When rewriting, delete identity-echo:
- Drop "As a [persona-role], I would..." preambles.
- Drop sentences that name or paraphrase the persona's defining trait
("security-minded", "above all institutional obligations", etc.).
- Keep the substantive position. The pole should be visible in *what
the response argues*, not in *how it labels itself*.
Rule of thumb: an outside reader, given the rewritten cho without the
system prompt, should be able to guess the pole from the argument
alone — never from an "I am an X" tag.
## Drop before rewrite
Drop first, rewrite second. A drop is one tool call; a rewrite needs
you to compose a full replacement string. The overview's flagged-broken
header lists likely candidates — verify with read_pairs, then drop the
ones where both sides broke character. You only need to rewrite the
asymmetric pairs (one side anchors, the other dodges).

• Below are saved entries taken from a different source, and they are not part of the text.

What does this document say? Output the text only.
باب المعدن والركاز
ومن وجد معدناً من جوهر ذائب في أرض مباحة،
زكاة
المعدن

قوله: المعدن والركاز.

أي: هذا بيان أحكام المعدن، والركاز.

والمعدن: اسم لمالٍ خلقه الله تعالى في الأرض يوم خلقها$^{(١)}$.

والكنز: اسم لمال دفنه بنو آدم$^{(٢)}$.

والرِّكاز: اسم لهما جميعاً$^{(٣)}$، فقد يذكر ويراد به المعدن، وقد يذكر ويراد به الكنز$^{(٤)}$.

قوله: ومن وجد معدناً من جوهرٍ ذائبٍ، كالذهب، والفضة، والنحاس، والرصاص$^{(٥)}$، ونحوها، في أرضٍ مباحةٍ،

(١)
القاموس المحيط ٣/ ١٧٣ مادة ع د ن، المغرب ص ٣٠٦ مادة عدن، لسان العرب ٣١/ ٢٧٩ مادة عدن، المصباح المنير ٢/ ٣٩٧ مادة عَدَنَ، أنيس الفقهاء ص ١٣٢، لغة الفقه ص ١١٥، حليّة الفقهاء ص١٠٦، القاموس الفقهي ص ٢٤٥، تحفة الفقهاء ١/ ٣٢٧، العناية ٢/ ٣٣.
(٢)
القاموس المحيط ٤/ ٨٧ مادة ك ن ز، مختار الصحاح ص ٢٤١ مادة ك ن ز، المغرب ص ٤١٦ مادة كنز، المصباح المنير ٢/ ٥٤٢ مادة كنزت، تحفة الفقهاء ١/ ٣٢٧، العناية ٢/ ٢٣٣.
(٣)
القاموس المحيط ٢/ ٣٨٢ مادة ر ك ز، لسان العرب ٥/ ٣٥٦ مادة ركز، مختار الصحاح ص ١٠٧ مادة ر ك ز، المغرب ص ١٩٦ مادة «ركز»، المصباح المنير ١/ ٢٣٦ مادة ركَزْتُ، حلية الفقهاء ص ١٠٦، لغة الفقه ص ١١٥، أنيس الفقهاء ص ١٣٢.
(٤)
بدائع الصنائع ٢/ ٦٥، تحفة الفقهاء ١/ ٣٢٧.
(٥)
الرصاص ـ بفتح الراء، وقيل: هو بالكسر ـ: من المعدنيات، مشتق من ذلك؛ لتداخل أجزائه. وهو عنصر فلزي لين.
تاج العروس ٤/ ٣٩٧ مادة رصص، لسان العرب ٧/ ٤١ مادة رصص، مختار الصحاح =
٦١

## When to abandon the round
If most pairs need rewriting — both sides refuse, or both sides break
character, across many categories — the persona pair itself is wrong
for this prompt distribution. Don't try to rescue it: drop the round
and write a sharper pp/pn next round. Symptoms:
- both cho% AND rej% high (~50/50): no axis signal, no anchor anywhere.
- you'd be writing >50% of rewrites yourself: the dataset's variation
IS your variation, not the model's. Adapter learns your style.